Either way, water has been here.
Water has a story to tell.
This is part of that story.
What are the odds of any of us making it? Chromosomes, X & Y have a lot to do with who is who. Perhaps it's "survival of the fittest" or just dumb luck that accounts for our being here today.
The journey one makes as an individual is an astounding accomplishment. Yet we are all in this together, tangled in the web of life.
Roadtrips is a series of drawings that have been an idea or a “work in progress" for the past few years. These, mostly, charcoal drawings are a place I can go between other projects. This possibly helps to explain the nature of this work.
Flying down the highway we can often blow by and miss what is actually more important than getting to a “destiny”. It may be that the real calling is not the road or the destination but the high places, the mountains, the quite spaces we are speeding past.
There is solace in these fierce landscapes and a tradition across many faith systems to retreat into the hills and quite places for renewal. Perhaps, there is a measure of rest and solace in simply shifting our focus to these places.
This series is about people, identity and the idea that in todays world of social media we are essentially forced to define ourselves visually online.
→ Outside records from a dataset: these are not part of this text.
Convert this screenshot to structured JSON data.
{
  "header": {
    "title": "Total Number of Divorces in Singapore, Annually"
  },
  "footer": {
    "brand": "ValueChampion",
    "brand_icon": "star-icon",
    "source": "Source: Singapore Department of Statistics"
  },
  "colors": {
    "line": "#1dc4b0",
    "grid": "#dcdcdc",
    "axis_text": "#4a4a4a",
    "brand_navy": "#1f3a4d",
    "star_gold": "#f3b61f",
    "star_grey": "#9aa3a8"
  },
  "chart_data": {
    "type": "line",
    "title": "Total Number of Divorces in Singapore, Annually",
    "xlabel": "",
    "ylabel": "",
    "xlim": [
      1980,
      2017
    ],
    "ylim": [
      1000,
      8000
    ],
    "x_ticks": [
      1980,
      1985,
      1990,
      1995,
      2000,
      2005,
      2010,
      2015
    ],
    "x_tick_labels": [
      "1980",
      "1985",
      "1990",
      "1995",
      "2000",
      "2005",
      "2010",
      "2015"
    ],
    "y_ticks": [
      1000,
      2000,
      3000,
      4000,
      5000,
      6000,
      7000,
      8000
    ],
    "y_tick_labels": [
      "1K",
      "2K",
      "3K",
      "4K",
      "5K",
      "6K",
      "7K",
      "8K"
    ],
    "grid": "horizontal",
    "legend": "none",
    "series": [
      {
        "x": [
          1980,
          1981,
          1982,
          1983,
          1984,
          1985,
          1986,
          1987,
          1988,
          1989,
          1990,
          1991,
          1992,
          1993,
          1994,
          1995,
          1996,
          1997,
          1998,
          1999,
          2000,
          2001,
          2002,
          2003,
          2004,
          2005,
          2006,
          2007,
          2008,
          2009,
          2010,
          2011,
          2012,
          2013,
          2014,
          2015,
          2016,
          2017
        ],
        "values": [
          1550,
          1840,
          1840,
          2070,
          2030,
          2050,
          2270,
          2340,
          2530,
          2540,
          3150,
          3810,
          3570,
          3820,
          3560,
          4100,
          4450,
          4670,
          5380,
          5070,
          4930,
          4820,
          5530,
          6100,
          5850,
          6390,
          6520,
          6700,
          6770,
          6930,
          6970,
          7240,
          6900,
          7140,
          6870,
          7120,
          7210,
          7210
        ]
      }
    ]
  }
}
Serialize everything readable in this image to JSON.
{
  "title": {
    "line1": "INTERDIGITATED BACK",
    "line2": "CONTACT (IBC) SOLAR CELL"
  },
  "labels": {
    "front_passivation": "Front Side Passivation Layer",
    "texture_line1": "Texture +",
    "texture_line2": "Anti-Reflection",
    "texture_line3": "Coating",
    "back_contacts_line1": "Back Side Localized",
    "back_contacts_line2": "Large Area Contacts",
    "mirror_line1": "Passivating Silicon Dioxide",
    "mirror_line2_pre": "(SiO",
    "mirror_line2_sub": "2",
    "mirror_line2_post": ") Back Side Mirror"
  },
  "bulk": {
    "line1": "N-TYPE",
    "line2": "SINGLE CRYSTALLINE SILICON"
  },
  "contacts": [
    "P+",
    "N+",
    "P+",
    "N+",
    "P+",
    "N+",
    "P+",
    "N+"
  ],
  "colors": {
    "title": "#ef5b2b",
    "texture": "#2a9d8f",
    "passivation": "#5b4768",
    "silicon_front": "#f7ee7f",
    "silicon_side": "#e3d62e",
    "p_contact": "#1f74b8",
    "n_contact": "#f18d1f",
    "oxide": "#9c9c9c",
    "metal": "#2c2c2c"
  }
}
How does this inform us?
Face IT is a series of portraits that explore how people choose to represent themselves to the public. These images are the individuals own "Profile" photos from their Facebook page. This first series is chosen from my "friends" on Facebook. They are all artist, photographers, filmmakers, writers or musicians. As such, I felt that they would have intent behind the images they choose.
This portrait series brings a social media consciousness that both questions and celebrates the idea of people. Like an inner voice that examines oneself, how do these images inform us?
Seeking a comfortable balance between realism and painterly expressive brushwork that allows the viewer room to enter the images with their own ideas.
Inspired by a Gerhard Richter show that included black and white portraits, I wondered what can be said in portraiture that hasn't been said in the past two thousand years? Face IT is the result of that search.
Cows. There’s a lot say about cows. Some things are best said with paints, brushes, charcoal and chalk.